SELECT * FROM wp_usermeta WHERE user_id='$tm_row[user_id]' AND meta_key='first_name'
In this line, it should be WHERE user_id = '" . $tm_row['userid'] . "'

You have to concatenate the array value into there, or php will throw notices about the use of undefined constants.
Actually, Everah showed me that it wouldn't throw notices.
Anyway, instead of using concatenation, you could use brackets:

Code: Select all

SELECT * FROM wp_usermeta WHERE user_id='{$tm_row['user_id']}' AND meta_key='first_name'
If he used the brackets and omitted the single-quotes around the array index, then it would throw a notice.

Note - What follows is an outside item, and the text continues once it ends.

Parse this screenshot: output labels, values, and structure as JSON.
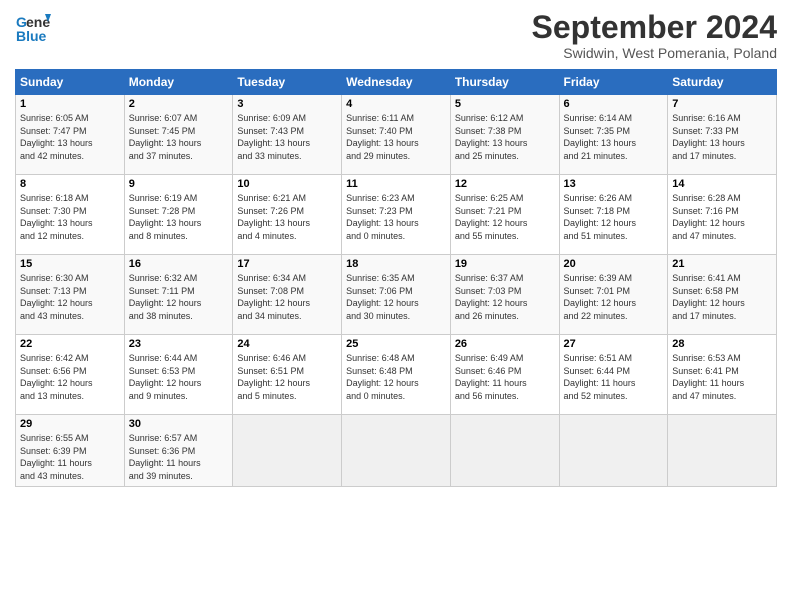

However, without them, it won't (and according to the manual, should work as well).

Posted: Sat Sep 15, 2007 6:53 pm
by hgmmy
Ok so I did as you said, but my first problem is in the query before that, cause I'm not getting the user id returned.

This is what that section of code is now.

Code: Select all

<?php
  $tm_viewuser = mysql_real_escape_string($_GET[$theusers]);

  $tm_vieweduser = mysql_query(" SELECT * FROM wp_usermeta WHERE meta_value='$tm_viewuser' ") or die("Failed: ".mysql_error());

  $tm_row = mysql_fetch_array($tm_vieweduser);
  
  echo "<div> " . $tm_row['user_id'] . " </div>";

  $first_nameq = mysql_query(" SELECT * FROM wp_usermeta WHERE user_id='{$tm_row[user_id]}' AND meta_key='first_name' ") or die("Failed: ".mysql_error()); 

  $first_namef = mysql_fetch_array($first_nameq);

  echo "<div id=\"textHint\"> " . $first_namef['meta_value'] . " </div>";

?>

Posted: Sat Sep 15, 2007 6:57 pm
by s.dot
I'm almost positive $_GET[$theusers] isn't a real variable.

Code: Select all

echo $_GET[$theusers];
See if it displays anything. Maybe you mean $_GET['theusers']? What is your query string?

@superdesignz that's very interesting to note :) I didn't know that. I think I'll stick to the concatenation or brackets, though.

Posted: Sat Sep 15, 2007 7:11 pm
by superdezign
scottayy wrote:@superdesignz that's very interesting to note :) I didn't know that. I think I'll stick to the concatenation or brackets, though.
Hehe, I feel you. The section in the manual on variables in strings is too long and feels slightly inconsistent. Bad parser, bad. :P

Posted: Sun Sep 16, 2007 7:57 am
by hgmmy
[quote=scottayy]I'm almost positive $_GET[$theusers] isn't a real variable.[/quote]

once again i got the wrong impression somewhere... I thought the name of any form became a variable and the value/input was just that the value of the variable. So the problems solved. Thanks superdezign, and scotteyy.